Hybels supports Israel’s right to exist as “a home for the Jewish people, ” but also supports the Palestinians’ “equally valid right to live in the land” and to enjoy “the same civil rights afforded to Israeli Jewish citizens, whether that’s in one state, two states, or however many states.”

True, this may sound like a reasonable position to the conflict, one acceptable to many Israelis, in fact, but in the heatedly politicized Evangelical community, comprising an estimated 25 percent of the actual voters in the U.S., this represents a serious shift to the left.

And then there’s Shane Claiborne, 39, founder of The Simple Way, an inner-city faith community in Philadelphia, whom Chamas dubs a leading figure within Evangelical Christianity’s New Monasticism movement, a network of Christian communities dedicated to a radical commitment to aiding the disenfranchised.

Claiborne participated in the 2012 Christ at the Checkpoint conference in Bethlehem, with international and Palestinian Evangelical.

“For too long, ” Claiborne said in Bethlehem, “we’ve settled for a Christianity that’s promising people just life after death.
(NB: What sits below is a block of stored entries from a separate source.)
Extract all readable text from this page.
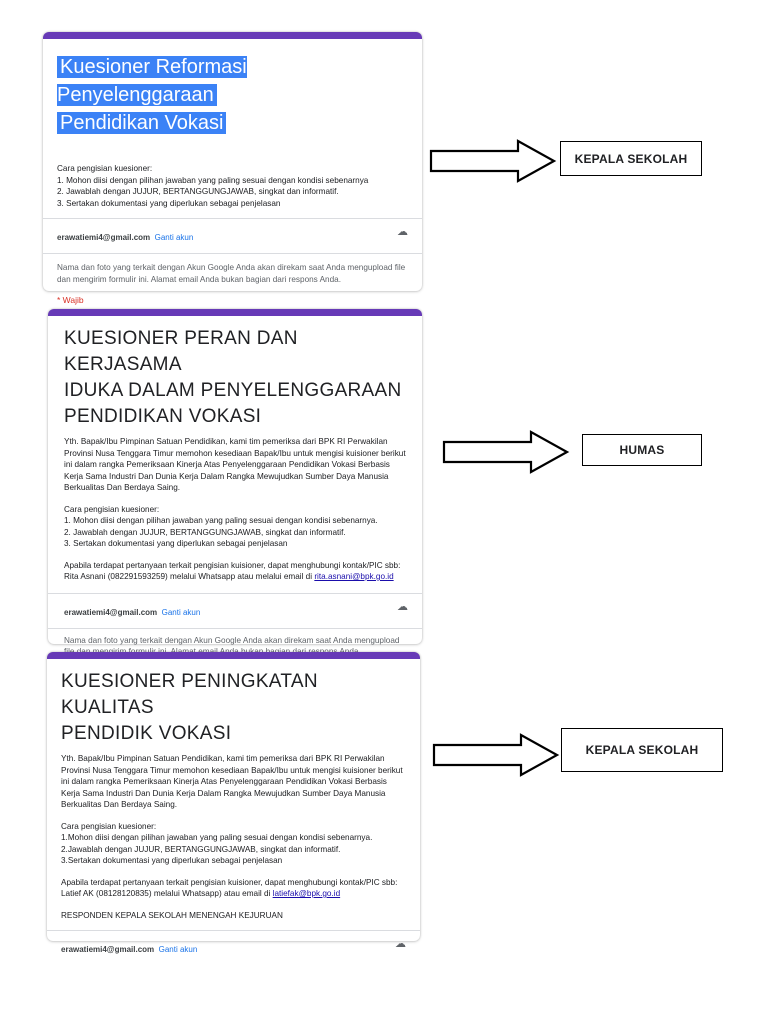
Kuesioner Reformasi Penyelenggaraan
Pendidikan Vokasi
Cara pengisian kuesioner:
1. Mohon diisi dengan pilihan jawaban yang paling sesuai dengan kondisi sebenarnya
2. Jawablah dengan JUJUR, BERTANGGUNGJAWAB, singkat dan informatif.
3. Sertakan dokumentasi yang diperlukan sebagai penjelasan
erawatiemi4@gmail.com Ganti akun	☁
Nama dan foto yang terkait dengan Akun Google Anda akan direkam saat Anda mengupload file dan mengirim formulir ini. Alamat email Anda bukan bagian dari respons Anda.
* Wajib
KEPALA SEKOLAH
KUESIONER PERAN DAN KERJASAMA
IDUKA DALAM PENYELENGGARAAN
PENDIDIKAN VOKASI
Yth. Bapak/Ibu Pimpinan Satuan Pendidikan, kami tim pemeriksa dari BPK RI Perwakilan Provinsi Nusa Tenggara Timur memohon kesediaan Bapak/Ibu untuk mengisi kuisioner berikut ini dalam rangka Pemeriksaan Kinerja Atas Penyelenggaraan Pendidikan Vokasi Berbasis Kerja Sama Industri Dan Dunia Kerja Dalam Rangka Mewujudkan Sumber Daya Manusia Berkualitas Dan Berdaya Saing.
Cara pengisian kuesioner:
1. Mohon diisi dengan pilihan jawaban yang paling sesuai dengan kondisi sebenarnya.
2. Jawablah dengan JUJUR, BERTANGGUNGJAWAB, singkat dan informatif.
3. Sertakan dokumentasi yang diperlukan sebagai penjelasan
Apabila terdapat pertanyaan terkait pengisian kuisioner, dapat menghubungi kontak/PIC sbb:
Rita Asnani (082291593259) melalui Whatsapp atau melalui email di rita.asnani@bpk.go.id
erawatiemi4@gmail.com Ganti akun	☁
Nama dan foto yang terkait dengan Akun Google Anda akan direkam saat Anda mengupload
HUMAS
KUESIONER PENINGKATAN KUALITAS
PENDIDIK VOKASI
Yth. Bapak/Ibu Pimpinan Satuan Pendidikan, kami tim pemeriksa dari BPK RI Perwakilan Provinsi Nusa Tenggara Timur memohon kesediaan Bapak/Ibu untuk mengisi kuisioner berikut ini dalam rangka Pemeriksaan Kinerja Atas Penyelenggaraan Pendidikan Vokasi Berbasis Kerja Sama Industri Dan Dunia Kerja Dalam Rangka Mewujudkan Sumber Daya Manusia Berkualitas Dan Berdaya Saing.
Cara pengisian kuesioner:
1.Mohon diisi dengan pilihan jawaban yang paling sesuai dengan kondisi sebenarnya.
2.Jawablah dengan JUJUR, BERTANGGUNGJAWAB, singkat dan informatif.
3.Sertakan dokumentasi yang diperlukan sebagai penjelasan
Apabila terdapat pertanyaan terkait pengisian kuisioner, dapat menghubungi kontak/PIC sbb:
Latief AK (08128120835) melalui Whatsapp) atau email di latiefak@bpk.go.id
RESPONDEN KEPALA SEKOLAH MENENGAH KEJURUAN
erawatiemi4@gmail.com Ganti akun	☁
KEPALA SEKOLAH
Doesn’t the gospel have anything to speak into the world we live in right now, into the reality we see right here in Israel/Palestine? I think it’s got everything in the world to say.”

He added: “Walls aren’t good for anybody. That gate separated the rich man from God because we are made for compassion and love. That’s why I hope to see walls coming down.”

Claiborne says his goal in traveling to Iraq and Palestine was primarily to meet the victims of the conflicts, to hear their personal stories and bring them back home with him, to inspire a sense of responsibility in others.

“When we think about what it means to be a Christian today, ” he told his Bethlehem audience, “it means we have to humanize those who are suffering, to know their name.”

Chamas cites Gary Burge, a professor at Wheaton College, the Harvard of Evangelical scholars, who claims a growing number of Evangelicals “rethink God’s relationship to modern Israel.”

“What’s at stake is fidelity to what they believe. What does it mean to honor God?” Burge says.

And so, a growing number of rank and file Evangelicals have been inspired to shift gears from a “typical” unquestioning Evangelical devotion to Israel.

Chamas reports on the growing popularity of “alternative” tours of Israel/Palestine for church groups, to cities like Bethlehem in the Occupied Territories, to receive information which they wouldn’t be exposed to on a more “mainstream” Christian Zionist trip to Israel.

But lest you assume that this is basically harmless stuff, not such a major shift in the large scheme of things, Chamas cites Luke Moon, a former missionary who is currently a business manager at the Institute on Religion and Democracy in Washington D.C., a “faith-based alliance of Christians who monitor, comment and report on issues affecting the church”, who is extremely worried that “moral equivalency, — as he calls the new evangelical approach — may mutate into anti-Semitism.”

“Christians don’t have a great history of being good to Jews, ” Moon said. “What starts as moral equivalency from one group might turn into aggression from another.”